Esa-Pekka Salonen wrote his Pentatonic Étude for solo viola for Lawrence Power, and it is based on a short element from the first movement of Bartók’s Viola Concerto, which followed with only a slight pause in tonight’s concert. The challenge of Salonen’s Étude was evident from the huge score brought in on a large board before Power took to the stage. Power is an animated performer, and immediately captured attention as he launched into the opening arpeggio. The piece explores transitions between the so-called ‘black’ and ‘white’ pentatonic scales, and pushes the viola to considerable extremes of technique. The music is harsh and brittle – no warm lyrical tones here. Long passages of rapid string-crossing arpeggios are contrasted with glassy harmonics and harmonic shifts from white to black and back. Power communicated with great conviction, proving a strong advocate for this striking miniature.

Moving straight from the Salonen Étude into the first movement of Bartók’s Viola Concerto, Power maintained the level of intensity but also immediately broadened his focus, communicating constantly with Gimeno and the orchestral players. Bartók’s writing is often spiky and angular, but Power also added appropriate sweetness to his tone for the moments when Bartók creates a more lyrical line, particularly evident in the second movement, with the solo viola floating over simple string harmonies. The finale, with its lively, almost rustic dance rhythms had spirited energy, even if there was occasionally a slight sense of Power pushing the orchestra (or maybe Gimeno them holding back). But the race to finish line brought a fine performance and a fascinating first half of the concert to a close.

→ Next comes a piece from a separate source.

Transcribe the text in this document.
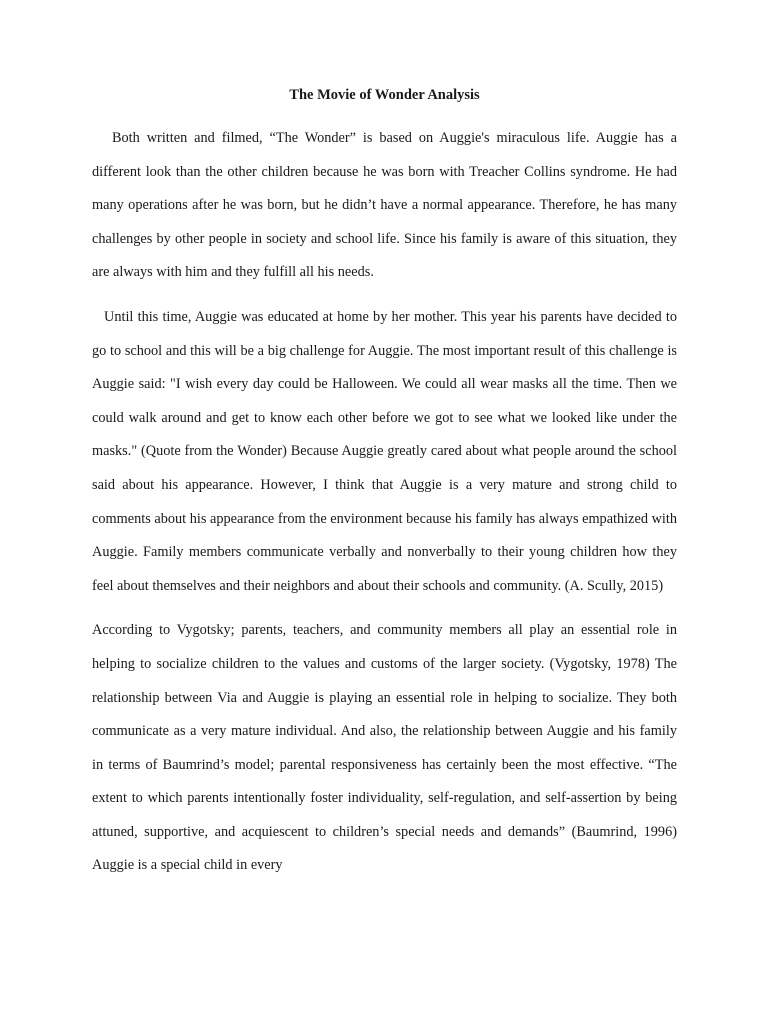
The Movie of Wonder Analysis

Both written and filmed, “The Wonder” is based on Auggie's miraculous life. Auggie has a different look than the other children because he was born with Treacher Collins syndrome. He had many operations after he was born, but he didn’t have a normal appearance. Therefore, he has many challenges by other people in society and school life. Since his family is aware of this situation, they are always with him and they fulfill all his needs.

Until this time, Auggie was educated at home by her mother. This year his parents have decided to go to school and this will be a big challenge for Auggie. The most important result of this challenge is Auggie said: "I wish every day could be Halloween. We could all wear masks all the time. Then we could walk around and get to know each other before we got to see what we looked like under the masks." (Quote from the Wonder) Because Auggie greatly cared about what people around the school said about his appearance. However, I think that Auggie is a very mature and strong child to comments about his appearance from the environment because his family has always empathized with Auggie. Family members communicate verbally and nonverbally to their young children how they feel about themselves and their neighbors and about their schools and community. (A. Scully, 2015)

According to Vygotsky; parents, teachers, and community members all play an essential role in helping to socialize children to the values and customs of the larger society. (Vygotsky, 1978) The relationship between Via and Auggie is playing an essential role in helping to socialize. They both communicate as a very mature individual. And also, the relationship between Auggie and his family in terms of Baumrind’s model; parental responsiveness has certainly been the most effective. “The extent to which parents intentionally foster individuality, self-regulation, and self-assertion by being attuned, supportive, and acquiescent to children’s special needs and demands” (Baumrind, 1996) Auggie is a special child in every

Mahler’s First Symphony contains so many elements that became central to his symphonic structure that it is often relegated to prototype status. Yet this is unfair, as the symphony has a clear identity, both in its links to his Lieder eines fahrenden Gesellen, but also such striking ideas as drawing on the children’s song Bruder Martin (known to us as Frères Jacques) for the third movement – and giving this to a solo double bass to boot. Like most performances of mammoth symphonies, this had the odd slight lapse of attention leading to moments of less than perfect ensemble, but these were few are far between. When the yearning strings emerged from the elemental shriek at the start of the final movement, there wasn’t total agreement, and similarly when the trombones heralded the return of the full orchestral sound they weren’t entirely unanimous. However this was an otherwise tightly controlled performance, with moments of great delicacy as well as power.

Gimeno controlled the transition in the first movement from the ethereal opening into the lively Allegro, and managed the challenges of offstage trumpets, and the third movement’s clashing klezmer bands with ease. The Ländler rhythms in the second movement could have had a little more lift, and the central slightly drunken Trio was a tad straight, but there’s a fine line here, as this can also be overdone. Gimeno steered the finale’s trajectory from wild shriek, through the songful big tune, the chorale, to the final blaze of brassy glory that was as exhilarating as it should be. A powerful conclusion to a stimulating evening from Gimeno and the Philharmonia.